11. INSOLVENCY OF BUYER
11.1 If the Buyer fails to make payment for the Goods in accordance with this contract of sale or commits any other breach of this contract of sale or if any distress or execution shall be levied upon any of the Goods or if the Buyer offers to make any arrangement with it’s creditors or if any petition in bankruptcy is presented against the Buyer or the Buyer is unable to pay its debts as they fall due or if being a limited company any resolution or petition to wind up the Buyer (other than for the purpose of amalgamation or reconstruction without insolvency) shall be passed or presented or if a receiver, administrative receiver or manager shall be appointed over the whole or any part of the Buyer’s business or assets or if any petition for the appointment of an administrator is presented against the Buyer or if the Buyer shall suffer any analogous proceedings under foreign law all sums outstanding in respect of the Goods shall become payable immediately.
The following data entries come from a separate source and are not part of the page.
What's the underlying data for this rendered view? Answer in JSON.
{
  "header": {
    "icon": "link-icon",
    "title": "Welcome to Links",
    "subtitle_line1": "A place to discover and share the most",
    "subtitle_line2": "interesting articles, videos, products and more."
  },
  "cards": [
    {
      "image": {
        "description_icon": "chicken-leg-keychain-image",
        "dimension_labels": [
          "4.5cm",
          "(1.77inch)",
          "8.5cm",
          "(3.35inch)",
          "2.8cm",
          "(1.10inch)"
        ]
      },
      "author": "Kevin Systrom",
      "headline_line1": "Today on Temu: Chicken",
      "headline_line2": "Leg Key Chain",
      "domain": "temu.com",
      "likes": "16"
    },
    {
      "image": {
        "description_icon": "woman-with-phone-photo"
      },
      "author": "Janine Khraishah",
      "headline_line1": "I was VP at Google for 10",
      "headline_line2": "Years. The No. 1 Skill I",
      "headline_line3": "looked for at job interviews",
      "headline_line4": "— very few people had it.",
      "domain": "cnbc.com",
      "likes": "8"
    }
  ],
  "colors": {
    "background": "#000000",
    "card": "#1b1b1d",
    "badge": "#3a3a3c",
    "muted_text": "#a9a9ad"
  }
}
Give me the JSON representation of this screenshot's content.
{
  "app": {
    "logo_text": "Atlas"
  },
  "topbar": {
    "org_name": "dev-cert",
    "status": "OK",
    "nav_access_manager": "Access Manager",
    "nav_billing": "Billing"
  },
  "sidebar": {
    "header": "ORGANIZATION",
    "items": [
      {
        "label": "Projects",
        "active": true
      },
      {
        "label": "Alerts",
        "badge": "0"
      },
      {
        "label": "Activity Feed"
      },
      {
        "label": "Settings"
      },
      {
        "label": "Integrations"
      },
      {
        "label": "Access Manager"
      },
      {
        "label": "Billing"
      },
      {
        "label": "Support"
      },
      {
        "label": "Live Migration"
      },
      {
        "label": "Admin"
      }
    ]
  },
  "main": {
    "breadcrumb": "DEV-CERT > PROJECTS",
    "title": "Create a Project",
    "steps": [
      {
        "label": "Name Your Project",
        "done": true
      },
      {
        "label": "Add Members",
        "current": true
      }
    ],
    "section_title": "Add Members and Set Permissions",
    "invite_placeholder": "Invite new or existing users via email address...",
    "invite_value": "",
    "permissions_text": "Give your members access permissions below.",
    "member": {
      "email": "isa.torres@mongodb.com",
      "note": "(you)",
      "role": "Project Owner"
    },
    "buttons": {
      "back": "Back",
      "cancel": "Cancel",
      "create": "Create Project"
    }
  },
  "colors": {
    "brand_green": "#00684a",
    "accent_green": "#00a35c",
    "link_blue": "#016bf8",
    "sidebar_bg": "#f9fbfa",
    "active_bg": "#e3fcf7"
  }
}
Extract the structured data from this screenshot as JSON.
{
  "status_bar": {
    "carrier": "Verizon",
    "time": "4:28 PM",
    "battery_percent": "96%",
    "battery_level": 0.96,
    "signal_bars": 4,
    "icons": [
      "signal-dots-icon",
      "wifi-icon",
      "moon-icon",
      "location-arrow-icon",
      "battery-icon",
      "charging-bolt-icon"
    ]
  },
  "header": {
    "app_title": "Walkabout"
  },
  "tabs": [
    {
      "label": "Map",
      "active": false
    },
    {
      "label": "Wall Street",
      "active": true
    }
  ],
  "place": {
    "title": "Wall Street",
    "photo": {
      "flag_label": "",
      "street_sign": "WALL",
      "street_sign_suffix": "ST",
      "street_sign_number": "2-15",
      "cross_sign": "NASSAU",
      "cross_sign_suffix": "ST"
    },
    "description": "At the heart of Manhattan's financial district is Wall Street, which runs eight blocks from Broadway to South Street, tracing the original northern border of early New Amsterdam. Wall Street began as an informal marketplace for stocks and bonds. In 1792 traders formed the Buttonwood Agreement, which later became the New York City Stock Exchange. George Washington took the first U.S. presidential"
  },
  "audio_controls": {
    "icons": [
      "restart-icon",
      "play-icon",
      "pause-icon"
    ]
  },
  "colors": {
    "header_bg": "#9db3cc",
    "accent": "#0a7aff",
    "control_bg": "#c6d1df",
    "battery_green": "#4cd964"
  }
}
The Seller may in its absolute discretion and without prejudice to any other rights it may have, suspend all future deliveries of Goods to the Buyer and/ or terminate the contract without liability upon its part and /or exercise its right pursuant to clause 8.
12. SPECIALIST PROCESSING
12.1 Subsequent processes carried out other than on our premises such as plating, heat treatment or welding shall be subject to a separate order and the conditions relating to this work shall be subject to the contractor’s terms of sale in addition to our terms of sale.
13.1 This contract shall be construed, operate and be enforced in all respects as a contract made in England in accordance with the laws of England and the Buyer shall submit to the jurisdiction of the appropriate English court.